Open source enables sovereignty only when its principles are followed. That’s more than a legal definition and it’s about enabling collaboration, contribution, iterative development, access for all and access to the necessary tooling. It allowed anyone to use its outputs under a licence that allows anyone to use those for any purpose – within the law. That means innovators are empowered to innovate and develop iteratively. That’s how DeepSeek came up with R1, building on past innovation, putting that innovation in the hands of the many, not the few. Then its outputs are enshrined in openness for the duration, like the open protocol MCP by being held in a neutral organization, on an open licence allowing use by all.
By removing it from the hands of a few anyone can have access and this enables nation states and enterprises around the world to engage. It allows researchers and innovators to build. Importantly it also allows inclusivity. Perhaps not a fashionable term in some parts of the world, but that access for all, through true open source licensing of Models and open weights, is how we can deliver products for the benefit of all people, giving real access for all.

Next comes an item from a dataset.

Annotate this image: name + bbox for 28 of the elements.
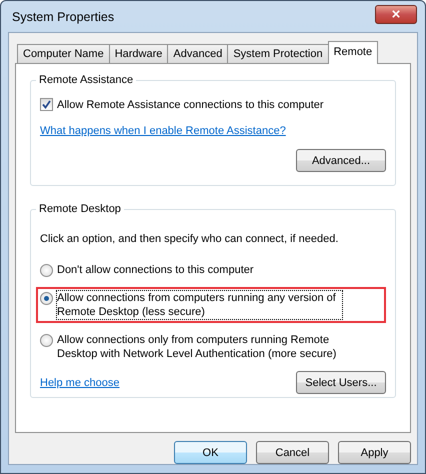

Openness means that AI can be locally trained as well as innovated on. We see this with DeepSeek R1 which was trained on Chinese data. Because it had good clear instructions opened with the models, Hugging Face was able to train on other data to create R1 open within days. This is the kind of approach that can be taken by any nation state.
Software tools providing de facto governance for open source held in foundations and commons are normalising as the tools of AI development and being distributed as open source enables de facto standards to be met, and anyone to use them, to make their AI outputs more likely to meet the standards society is coming to expect.
The piece that open source does not solve and which was sometimes raised in the Summit as an open source issue is access to infrastructure – compute, power etc. This is a universal challenge that open source cannot fix, other than by driving to leaner AI that uses less of these.
Q4. Looking ahead 12–18 months, what is one concrete shift you expect to see in how open source is adopted for enterprise and public sector AI resilience?
I expect that by Geneva in 2027 we will see a sharper focus on governance, building open source that really creates influence and power by having the funding and ecosystem to do so in place in nation states, and by establishing clearer collaboration between nation states around this. That shift in the environment for AI development is what will enable resilience.
If I am allowed a second shift, I’d suggest that it will be requiring more openness of international providers. I think we are already seeing Nvidia go down that road.
At The Helm
As our conversation with Professor Amanda Brock draws to a close, one theme resonates clearly: the next infrastructure era will be defined as much by values as by velocity. In a world captivated by model size and compute scale, Amanda Brock redirects attention to the foundations, governance, openness, interoperability, and long-term digital resilience.
Through her leadership at OpenUK and OpenHQ, she continues to advocate for an ecosystem where innovation is not confined to a few gatekeepers, but shaped through collaborative frameworks that balance competitiveness with accountability. Her insights remind us that AI infrastructure is not just an engineering challenge, it is a societal design choice.
The AI Impact Summit 2026 Power Index is ultimately about the people steering these choices. And as this conversation illustrates, the leaders shaping the future of infrastructure are not only building systems, they are defining the principles those systems will stand on.